With that in mind, here's where these tools genuinely shine.

Plain language translation of jargon. If your doctor sent you something you don't understand, or you're trying to parse a research study, AI is remarkably good at making it readable. You're giving it a fixed text to work from, which limits its ability to invent things. One of the lower-risk uses, and one that helps make us all more informed.

Brainstorming possibilities. "What are the most common causes of a sore throat for a kid?" With this question, you're opening doors. Maybe you had a common cold in mind, but the LLM mentions strep and that inspires you to book a pediatrician appointment. The AI is providing a jumping-off point for further research or action, not a diagnosis.

Appointment preparation. "I have an appointment on Monday. Here's what's been going on. What questions should I come prepared to ask?" You're not asking it to diagnose anything. You're asking it to help you be a better participant in a conversation with an actual clinician. This is a powerful way to advocate for yourself.

The pattern across all of these: you're using the model to help you think, not replacing your own critical thinking or the judgment of a trained professional.

Practical guidance

Use a paid plan. As a free user, you are paying for access with your data. There is no option to opt out of training the underlying models.

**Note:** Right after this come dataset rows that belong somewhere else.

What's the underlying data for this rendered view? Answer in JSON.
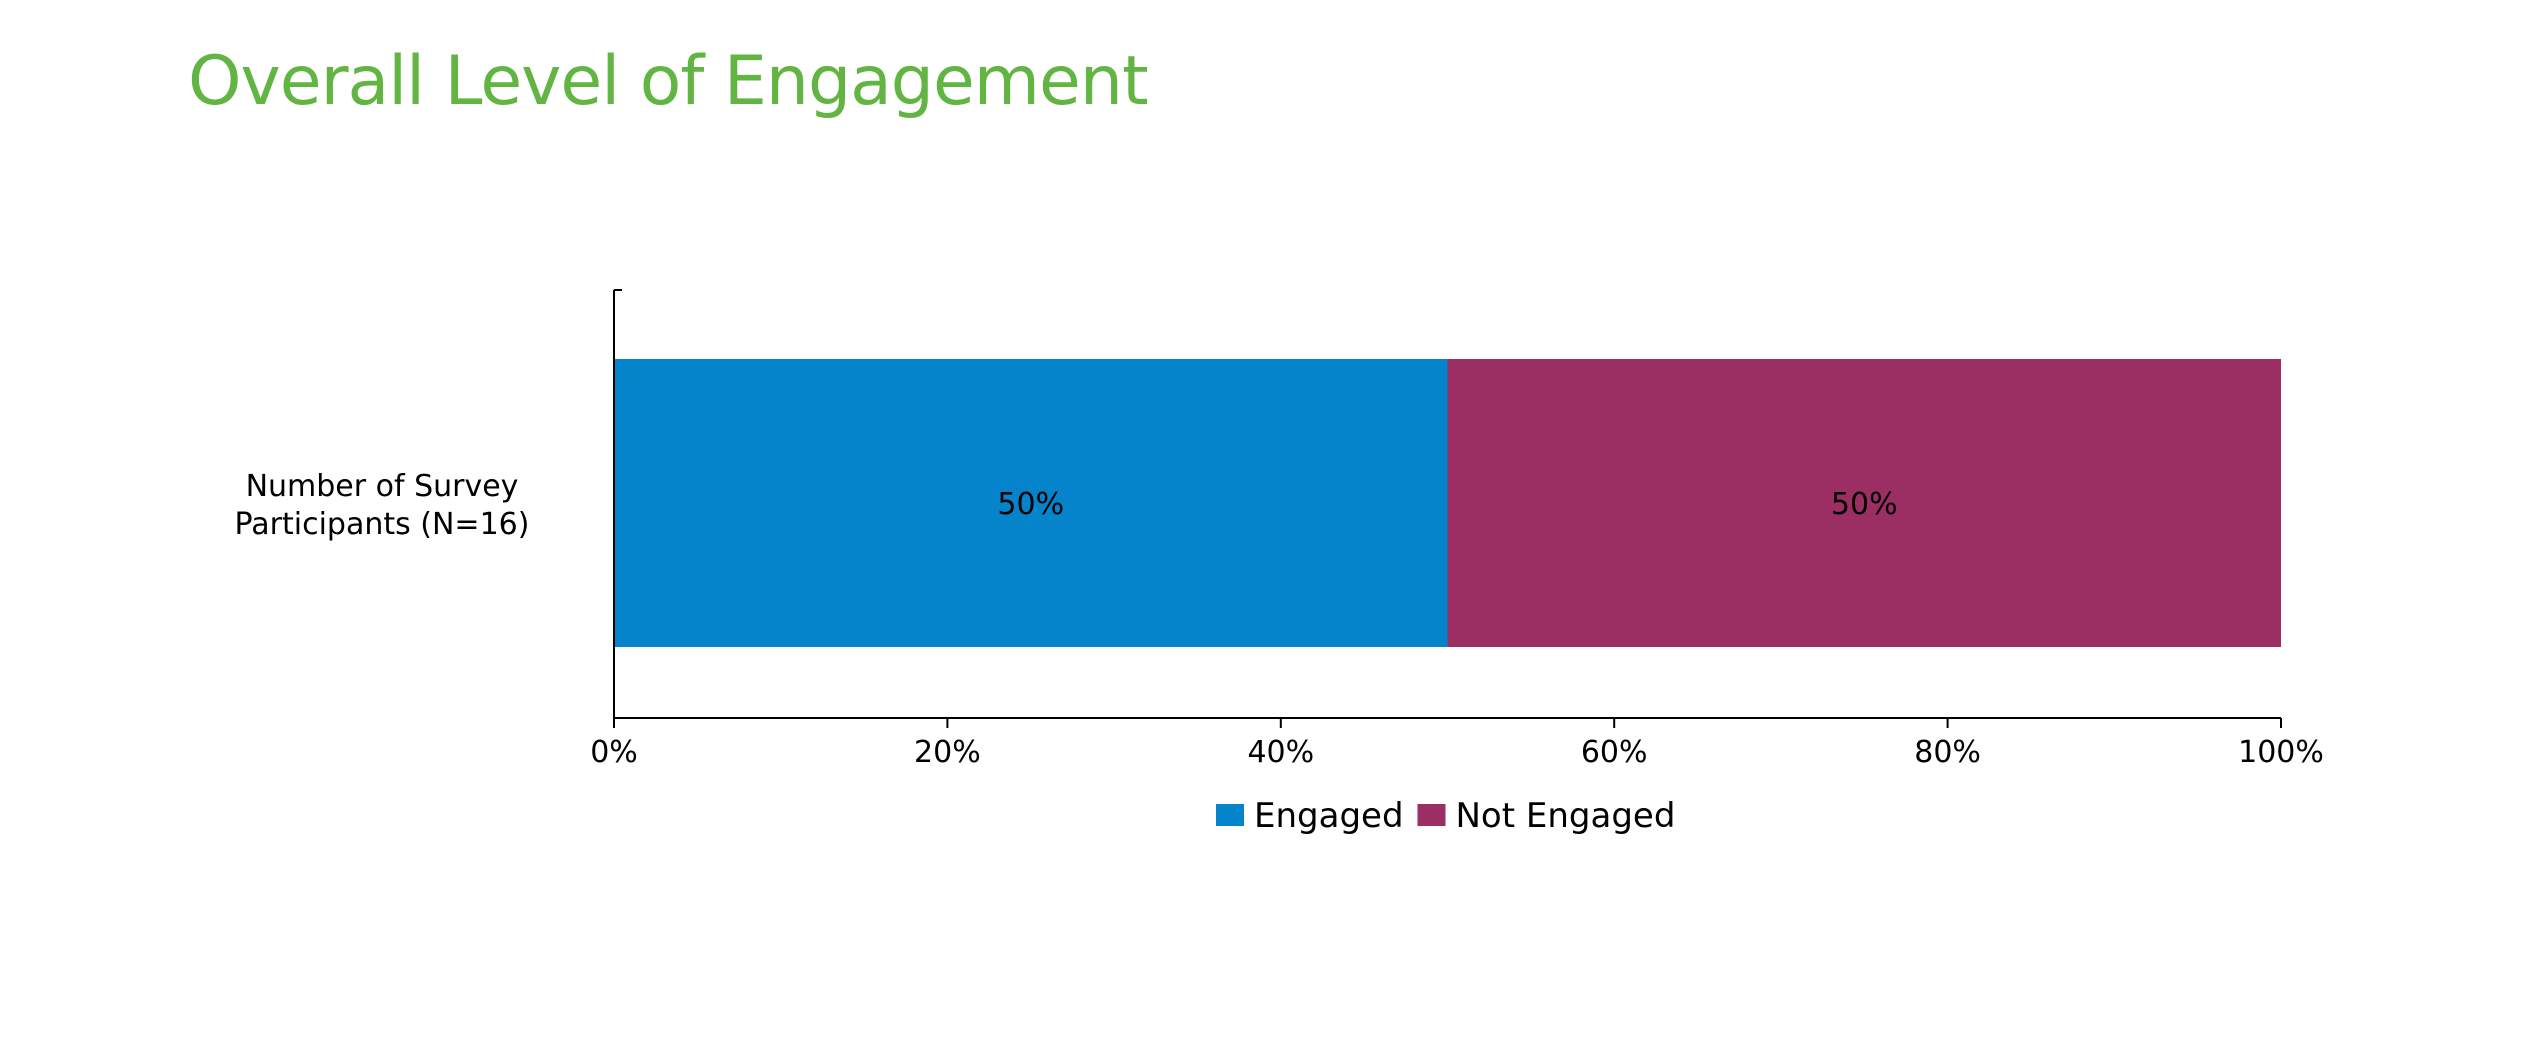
{
  "slide": {
    "title": "Overall Level of Engagement"
  },
  "colors": {
    "title": "#62b543",
    "engaged": "#0584cb",
    "not_engaged": "#9b2e62"
  },
  "chart_data": {
    "type": "bar",
    "orientation": "horizontal",
    "stacked": "percent",
    "categories": [
      "Number of Survey Participants (N=16)"
    ],
    "category_label_lines": [
      "Number of Survey",
      "Participants (N=16)"
    ],
    "series": [
      {
        "name": "Engaged",
        "values": [
          50
        ],
        "data_labels": [
          "50%"
        ],
        "color": "#0584cb"
      },
      {
        "name": "Not Engaged",
        "values": [
          50
        ],
        "data_labels": [
          "50%"
        ],
        "color": "#9b2e62"
      }
    ],
    "x_ticks": [
      "0%",
      "20%",
      "40%",
      "60%",
      "80%",
      "100%"
    ],
    "xlim": [
      0,
      100
    ],
    "xlabel": "",
    "ylabel": "",
    "grid": false,
    "legend": "bottom"
  }
}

At $20 per month for both ChatGPT Plus and Claude Pro as of March 2026, a paid plan is worth it. Paid tiers unlock the most recent models, which are often meaningfully smarter than older generations, and give you access to new features as they're released.

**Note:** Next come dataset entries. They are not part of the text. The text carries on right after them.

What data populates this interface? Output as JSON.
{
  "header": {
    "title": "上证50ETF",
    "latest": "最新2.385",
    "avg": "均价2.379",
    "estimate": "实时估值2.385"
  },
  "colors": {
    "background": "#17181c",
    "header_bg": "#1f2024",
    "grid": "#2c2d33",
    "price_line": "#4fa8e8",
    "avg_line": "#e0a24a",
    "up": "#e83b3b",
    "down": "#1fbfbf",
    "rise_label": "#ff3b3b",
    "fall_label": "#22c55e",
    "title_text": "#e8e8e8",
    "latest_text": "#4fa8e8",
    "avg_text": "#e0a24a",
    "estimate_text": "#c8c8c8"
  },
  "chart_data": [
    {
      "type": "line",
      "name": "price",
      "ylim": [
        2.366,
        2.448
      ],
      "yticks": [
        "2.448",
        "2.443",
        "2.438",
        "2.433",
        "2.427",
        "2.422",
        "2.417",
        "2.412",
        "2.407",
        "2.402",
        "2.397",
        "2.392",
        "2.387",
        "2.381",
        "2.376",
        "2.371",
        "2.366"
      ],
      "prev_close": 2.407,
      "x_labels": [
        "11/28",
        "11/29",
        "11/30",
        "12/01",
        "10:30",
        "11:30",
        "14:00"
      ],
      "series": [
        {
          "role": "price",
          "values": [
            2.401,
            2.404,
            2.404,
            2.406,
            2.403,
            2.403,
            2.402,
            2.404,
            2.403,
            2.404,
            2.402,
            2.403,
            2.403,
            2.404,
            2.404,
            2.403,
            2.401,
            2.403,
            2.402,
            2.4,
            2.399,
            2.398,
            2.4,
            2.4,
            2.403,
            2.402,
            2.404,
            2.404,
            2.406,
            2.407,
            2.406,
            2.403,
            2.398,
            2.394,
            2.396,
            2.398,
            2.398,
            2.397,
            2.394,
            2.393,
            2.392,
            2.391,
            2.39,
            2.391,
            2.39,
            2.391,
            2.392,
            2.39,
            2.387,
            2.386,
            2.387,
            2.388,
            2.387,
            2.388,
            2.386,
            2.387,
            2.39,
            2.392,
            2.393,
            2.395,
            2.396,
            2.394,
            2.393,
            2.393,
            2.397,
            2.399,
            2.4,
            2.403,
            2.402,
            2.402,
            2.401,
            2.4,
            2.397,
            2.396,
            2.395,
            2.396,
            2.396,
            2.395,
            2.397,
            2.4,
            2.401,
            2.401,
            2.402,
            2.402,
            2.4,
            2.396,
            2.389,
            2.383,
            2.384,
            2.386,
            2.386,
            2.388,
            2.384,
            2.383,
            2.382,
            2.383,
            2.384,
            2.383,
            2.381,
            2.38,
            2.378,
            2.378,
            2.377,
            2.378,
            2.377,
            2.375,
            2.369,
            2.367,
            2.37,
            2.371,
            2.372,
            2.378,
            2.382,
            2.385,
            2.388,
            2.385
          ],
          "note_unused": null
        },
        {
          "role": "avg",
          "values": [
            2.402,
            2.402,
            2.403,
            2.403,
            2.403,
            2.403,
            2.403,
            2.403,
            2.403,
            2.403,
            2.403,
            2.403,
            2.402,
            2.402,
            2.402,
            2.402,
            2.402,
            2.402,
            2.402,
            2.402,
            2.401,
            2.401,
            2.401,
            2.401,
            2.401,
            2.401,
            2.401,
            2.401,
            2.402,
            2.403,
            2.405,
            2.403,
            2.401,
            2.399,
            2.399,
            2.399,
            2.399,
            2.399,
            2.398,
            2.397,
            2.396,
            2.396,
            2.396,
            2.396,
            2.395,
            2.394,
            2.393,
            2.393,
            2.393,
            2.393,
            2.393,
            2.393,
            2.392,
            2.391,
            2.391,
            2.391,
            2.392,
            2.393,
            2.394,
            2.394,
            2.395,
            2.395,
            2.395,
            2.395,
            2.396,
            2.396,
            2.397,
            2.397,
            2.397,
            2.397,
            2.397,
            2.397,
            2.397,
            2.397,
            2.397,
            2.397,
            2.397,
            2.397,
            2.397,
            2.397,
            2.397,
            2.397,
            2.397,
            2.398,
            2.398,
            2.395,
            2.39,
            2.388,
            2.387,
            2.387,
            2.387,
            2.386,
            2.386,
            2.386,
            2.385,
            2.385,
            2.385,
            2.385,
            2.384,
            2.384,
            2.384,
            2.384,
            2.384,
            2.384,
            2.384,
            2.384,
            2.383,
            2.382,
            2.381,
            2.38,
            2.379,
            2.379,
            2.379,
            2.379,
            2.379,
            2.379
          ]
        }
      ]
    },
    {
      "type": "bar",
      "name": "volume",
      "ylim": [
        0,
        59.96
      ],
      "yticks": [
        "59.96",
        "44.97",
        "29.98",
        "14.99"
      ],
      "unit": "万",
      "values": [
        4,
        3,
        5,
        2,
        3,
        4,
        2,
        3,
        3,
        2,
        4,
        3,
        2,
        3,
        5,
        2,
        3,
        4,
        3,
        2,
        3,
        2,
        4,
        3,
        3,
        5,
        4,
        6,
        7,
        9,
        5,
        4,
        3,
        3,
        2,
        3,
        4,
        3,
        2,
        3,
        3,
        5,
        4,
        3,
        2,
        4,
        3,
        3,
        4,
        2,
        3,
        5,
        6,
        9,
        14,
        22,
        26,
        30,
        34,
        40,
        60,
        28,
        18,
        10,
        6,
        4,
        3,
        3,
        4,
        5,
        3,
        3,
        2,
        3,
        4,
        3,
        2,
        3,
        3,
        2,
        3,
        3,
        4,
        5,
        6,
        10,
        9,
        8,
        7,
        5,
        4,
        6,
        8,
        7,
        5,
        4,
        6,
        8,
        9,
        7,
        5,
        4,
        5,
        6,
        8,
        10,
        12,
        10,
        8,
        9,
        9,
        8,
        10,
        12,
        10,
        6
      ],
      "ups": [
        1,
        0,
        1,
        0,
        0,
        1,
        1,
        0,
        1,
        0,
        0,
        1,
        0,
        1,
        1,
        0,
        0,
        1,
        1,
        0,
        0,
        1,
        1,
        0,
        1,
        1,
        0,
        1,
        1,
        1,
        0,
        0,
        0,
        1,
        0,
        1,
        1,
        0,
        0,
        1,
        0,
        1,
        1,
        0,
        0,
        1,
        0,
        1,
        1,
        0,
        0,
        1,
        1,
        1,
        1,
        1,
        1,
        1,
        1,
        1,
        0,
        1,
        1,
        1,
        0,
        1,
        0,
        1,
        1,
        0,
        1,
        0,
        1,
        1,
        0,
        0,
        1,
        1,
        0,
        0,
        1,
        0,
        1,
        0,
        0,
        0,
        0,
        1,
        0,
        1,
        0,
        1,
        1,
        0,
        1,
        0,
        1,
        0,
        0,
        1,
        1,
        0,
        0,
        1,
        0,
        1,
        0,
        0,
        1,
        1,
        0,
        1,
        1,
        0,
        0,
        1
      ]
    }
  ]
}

Privacy options for ChatGPT & Claude

Turn off the training toggle yourself. Even on paid plans, both ChatGPT and Claude default to using your conversations for model improvement unless you opt out. On ChatGPT, look for Data Controls. On Claude, it's under Privacy Settings. For Claude, opting out means your data is deleted within 30 days rather than retained for up to five years. For ChatGPT, opting out stops your conversations from being used to train future models. Either way, it's worth doing before your next health-related conversation.

Use incognito mode for sensitive questions. In this mode, conversations aren't saved to your history and aren't used for training. ChatGPT calls it Temporary Chat. Claude calls it Incognito Chat. I use this most of the time for questions about my kids or anything I don't want tied to my broader usage history.

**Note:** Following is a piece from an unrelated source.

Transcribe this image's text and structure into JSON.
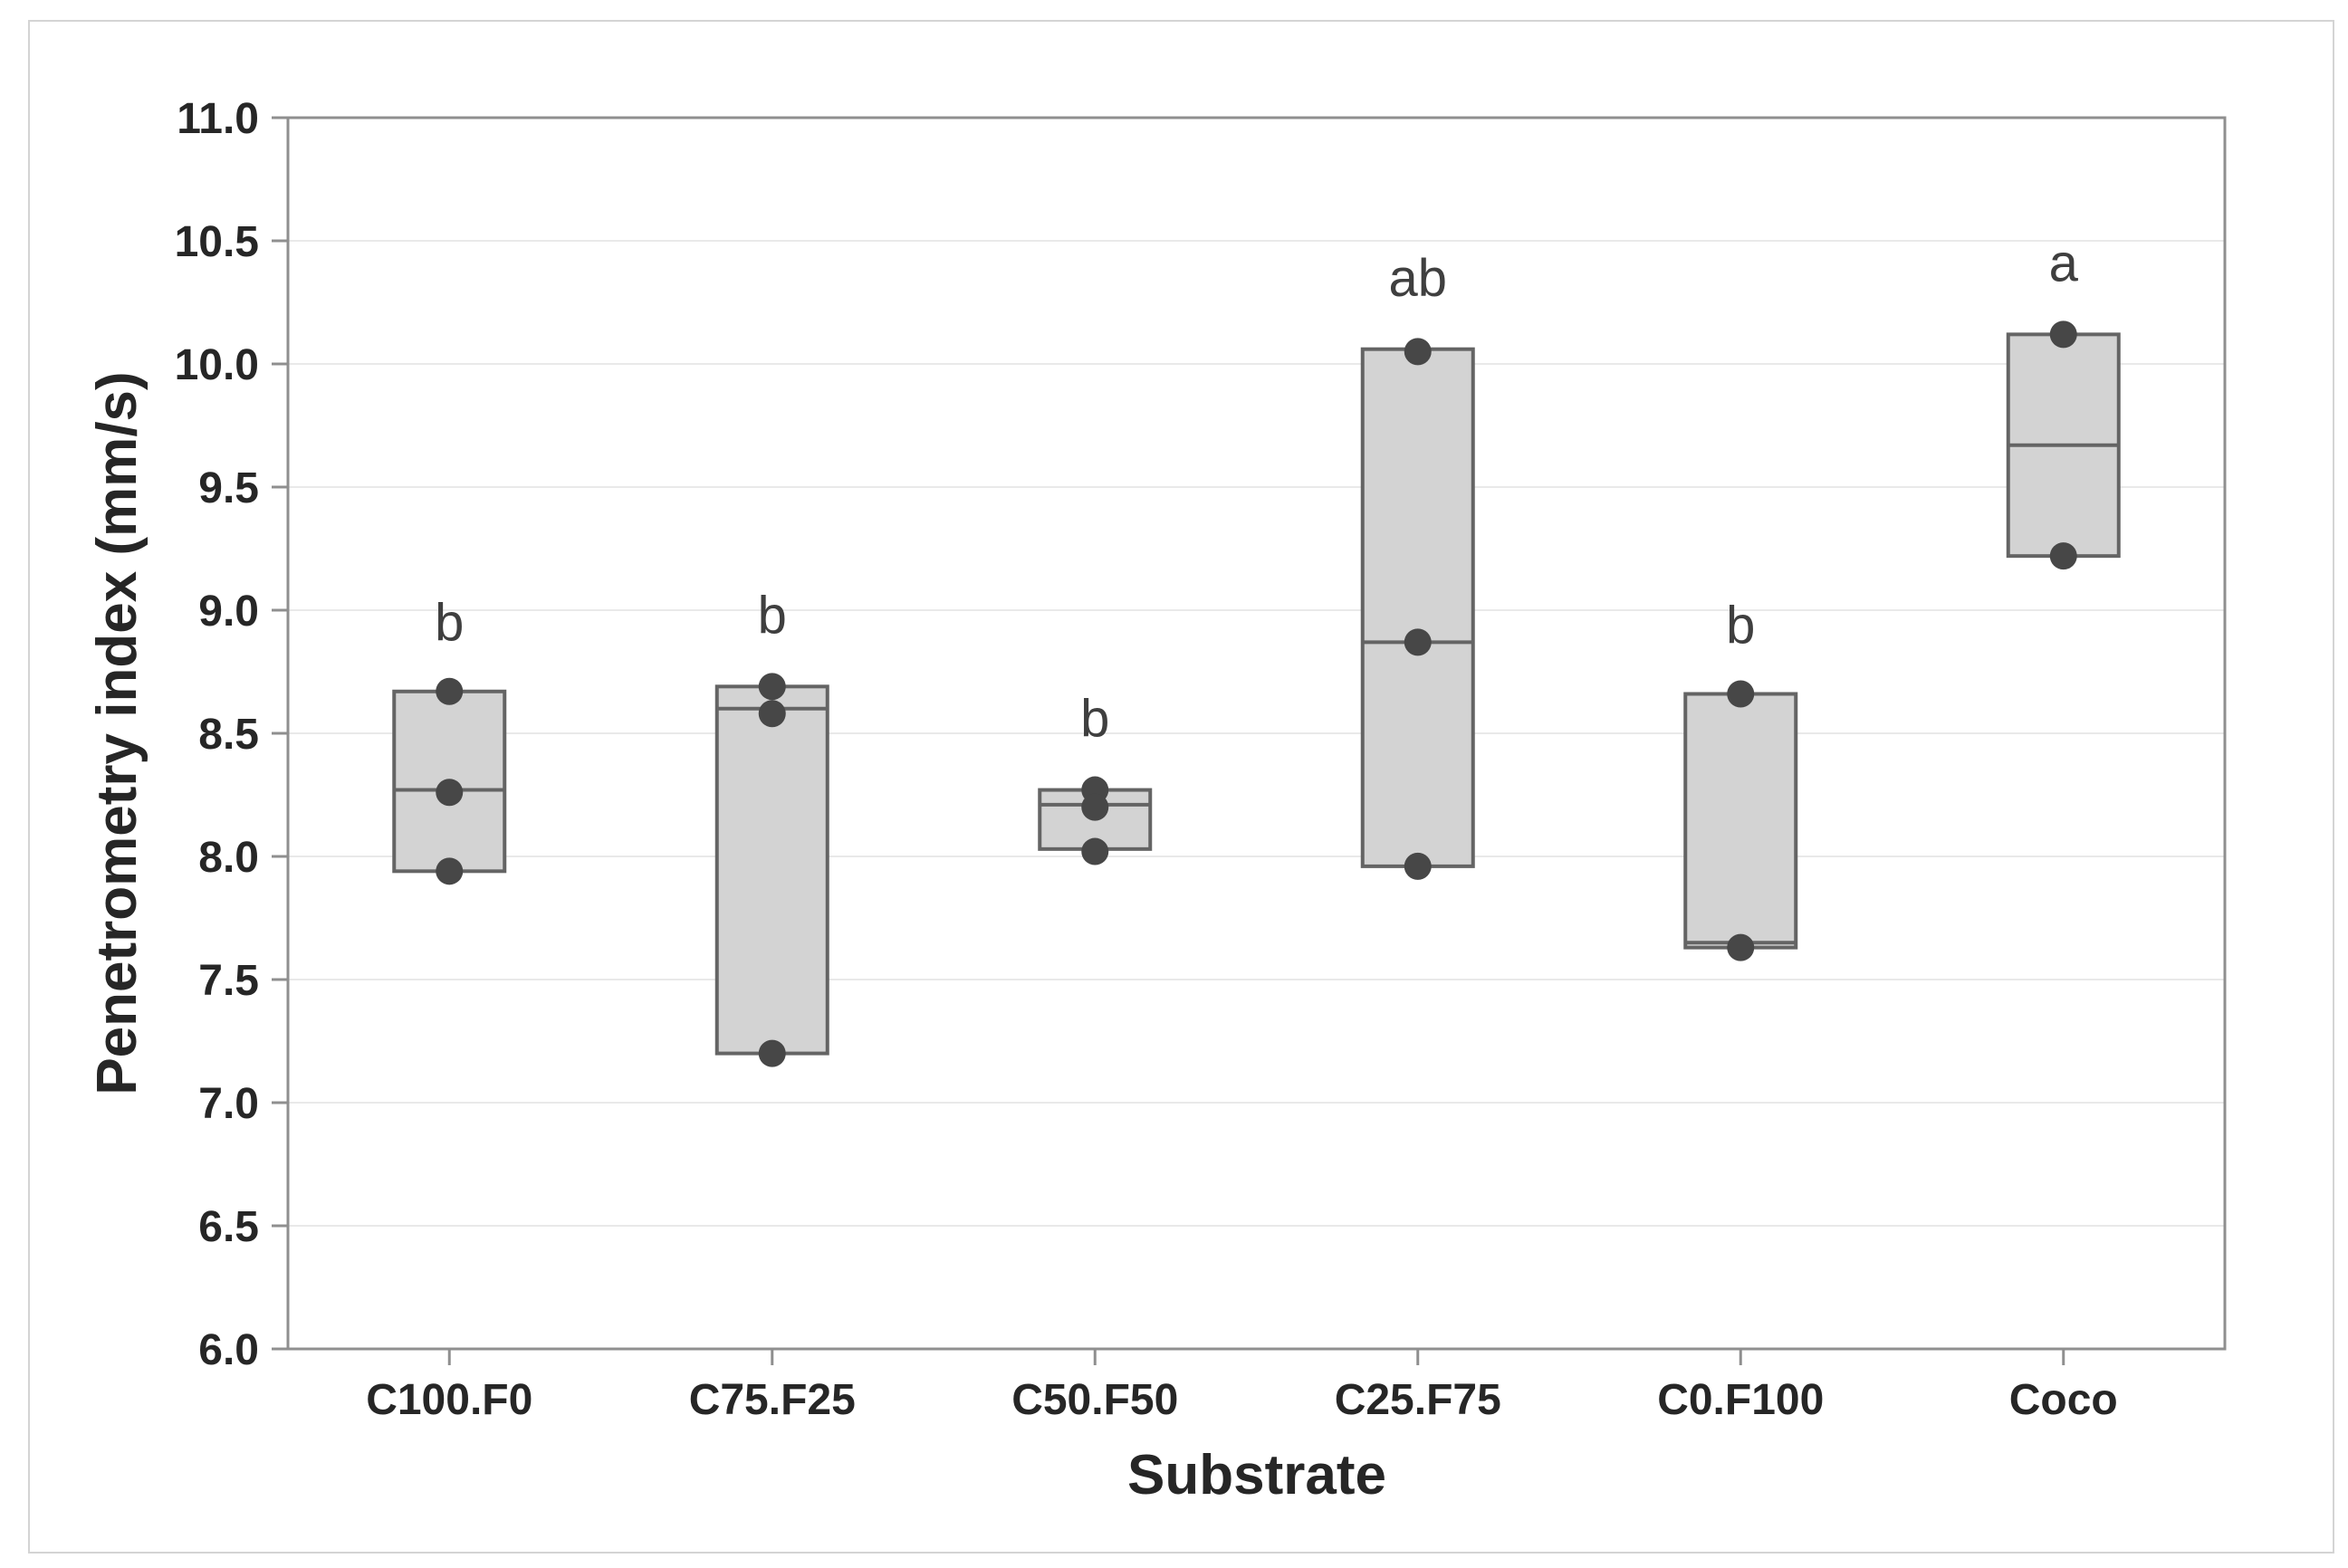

Frame questions openly. "Tell me about the safety profile of Wegovy" gets you more than "Is Wegovy safe?" because it doesn't lead the model toward a conclusion. The more openly you frame your question, the more balanced the response.

Develop a reusable opening prompt. For deeper medical research, you can use an opening prompt setup to guide how the system responds and increase answer quality. Here's one to start from: "Use the most up-to-date research available to you, with citations where possible. Always present a balanced view, including pros, cons, and any areas of genuine uncertainty."

Push back on the first answer. Even the best questions can carry hidden bias. Once you've gotten an initial answer, ask what it might be missing, ask for the research behind the claim, or ask it to steelman the other side. These follow-up questions expand what you see and give you a more balanced picture to build your own conclusions from.

AI won't replace your doctor, and it doesn't need to. Used thoughtfully, it can make you a more prepared, more informed participant in your own healthcare. That's worth a lot.